NBC News' Jim Miklazsewski reported that nine civilian contractors and Iraqi soldiers were also killed, and that 61 Americans, Iraqis and contractors were wounded, though a breakdown of the identities of the wounded was not immediately available.
Confusion continued to shroud many details of the blast, which killed U.S. military personnel, U.S. contractors, foreign national contractors and Iraqi army soldiers, according to Brig. Gen. Carter Ham, commander of Task Force Olympia in Mosul.
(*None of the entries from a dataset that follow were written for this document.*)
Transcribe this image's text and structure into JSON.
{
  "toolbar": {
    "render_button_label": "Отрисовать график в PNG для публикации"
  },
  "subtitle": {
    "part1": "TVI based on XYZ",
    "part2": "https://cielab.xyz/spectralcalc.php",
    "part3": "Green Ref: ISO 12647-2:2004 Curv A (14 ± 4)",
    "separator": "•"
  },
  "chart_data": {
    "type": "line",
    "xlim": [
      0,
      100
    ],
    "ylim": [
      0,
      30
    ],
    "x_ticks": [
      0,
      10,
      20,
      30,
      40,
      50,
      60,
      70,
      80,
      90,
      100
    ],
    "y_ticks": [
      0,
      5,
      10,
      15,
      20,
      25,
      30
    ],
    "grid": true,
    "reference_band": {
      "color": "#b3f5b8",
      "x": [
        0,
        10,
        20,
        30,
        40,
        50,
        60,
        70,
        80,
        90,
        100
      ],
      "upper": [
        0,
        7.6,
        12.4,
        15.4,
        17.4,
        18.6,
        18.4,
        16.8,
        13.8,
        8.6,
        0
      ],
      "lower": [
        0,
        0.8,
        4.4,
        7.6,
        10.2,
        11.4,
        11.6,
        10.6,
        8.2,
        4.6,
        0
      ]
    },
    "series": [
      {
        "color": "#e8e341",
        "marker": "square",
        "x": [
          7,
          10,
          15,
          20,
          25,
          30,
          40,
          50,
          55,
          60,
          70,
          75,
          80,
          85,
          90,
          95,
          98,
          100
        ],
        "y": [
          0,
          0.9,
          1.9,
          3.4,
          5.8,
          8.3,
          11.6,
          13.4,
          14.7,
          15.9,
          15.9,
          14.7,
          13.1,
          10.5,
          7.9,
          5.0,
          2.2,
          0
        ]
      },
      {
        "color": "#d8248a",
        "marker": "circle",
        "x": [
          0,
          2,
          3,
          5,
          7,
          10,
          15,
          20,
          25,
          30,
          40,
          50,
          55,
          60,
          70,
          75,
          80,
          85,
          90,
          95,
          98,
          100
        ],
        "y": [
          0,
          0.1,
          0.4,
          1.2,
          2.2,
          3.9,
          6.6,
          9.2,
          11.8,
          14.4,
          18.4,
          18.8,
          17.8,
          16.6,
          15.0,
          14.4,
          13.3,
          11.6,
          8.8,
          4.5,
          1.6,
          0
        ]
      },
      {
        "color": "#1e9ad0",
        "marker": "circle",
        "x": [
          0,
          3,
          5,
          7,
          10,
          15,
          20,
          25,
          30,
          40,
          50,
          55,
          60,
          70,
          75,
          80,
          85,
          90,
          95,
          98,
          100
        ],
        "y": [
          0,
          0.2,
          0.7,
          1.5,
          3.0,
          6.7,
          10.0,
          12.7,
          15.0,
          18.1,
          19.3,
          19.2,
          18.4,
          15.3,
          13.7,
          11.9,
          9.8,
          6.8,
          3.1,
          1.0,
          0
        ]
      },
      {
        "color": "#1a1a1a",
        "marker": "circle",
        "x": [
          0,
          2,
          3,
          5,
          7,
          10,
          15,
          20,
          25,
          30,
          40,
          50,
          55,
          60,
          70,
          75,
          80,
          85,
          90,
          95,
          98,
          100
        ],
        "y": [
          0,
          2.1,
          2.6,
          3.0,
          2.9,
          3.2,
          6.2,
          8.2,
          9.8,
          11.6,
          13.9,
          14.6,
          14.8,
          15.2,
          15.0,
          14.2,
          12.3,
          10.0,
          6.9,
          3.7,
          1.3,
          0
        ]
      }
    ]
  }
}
It was not immediately possible to reconcile differing death counts. “The number is very chaotic. We've had different numbers,” said Lt. Col. Paul Hastings, a spokesman for Task Force Olympia. ”Things are rather fluid right now, and the numbers are going to change.”
Reporter witnesses attackJeremy Redmon, a Richmond (Va.) Times-Dispatch reporter embedded with U.S. troops in Mosul, witnessed the chaos firsthand.
He reported on the newspaper's Web site that a rocket or rockets struck a large tented mess hall at Forward Operating Base Marez, about 3 miles south of Mosul, at lunchtime as it was crowded with hundreds of soldiers and some civilians. Multiple explosions sprayed shrapnel and knocked soldiers off their feet and out of their seats, Redmon said.
Hastings later said that the cause of what he said was a “single explosion” remained under investigation. “We do not know if it was a mortar or ... explosive,” he said.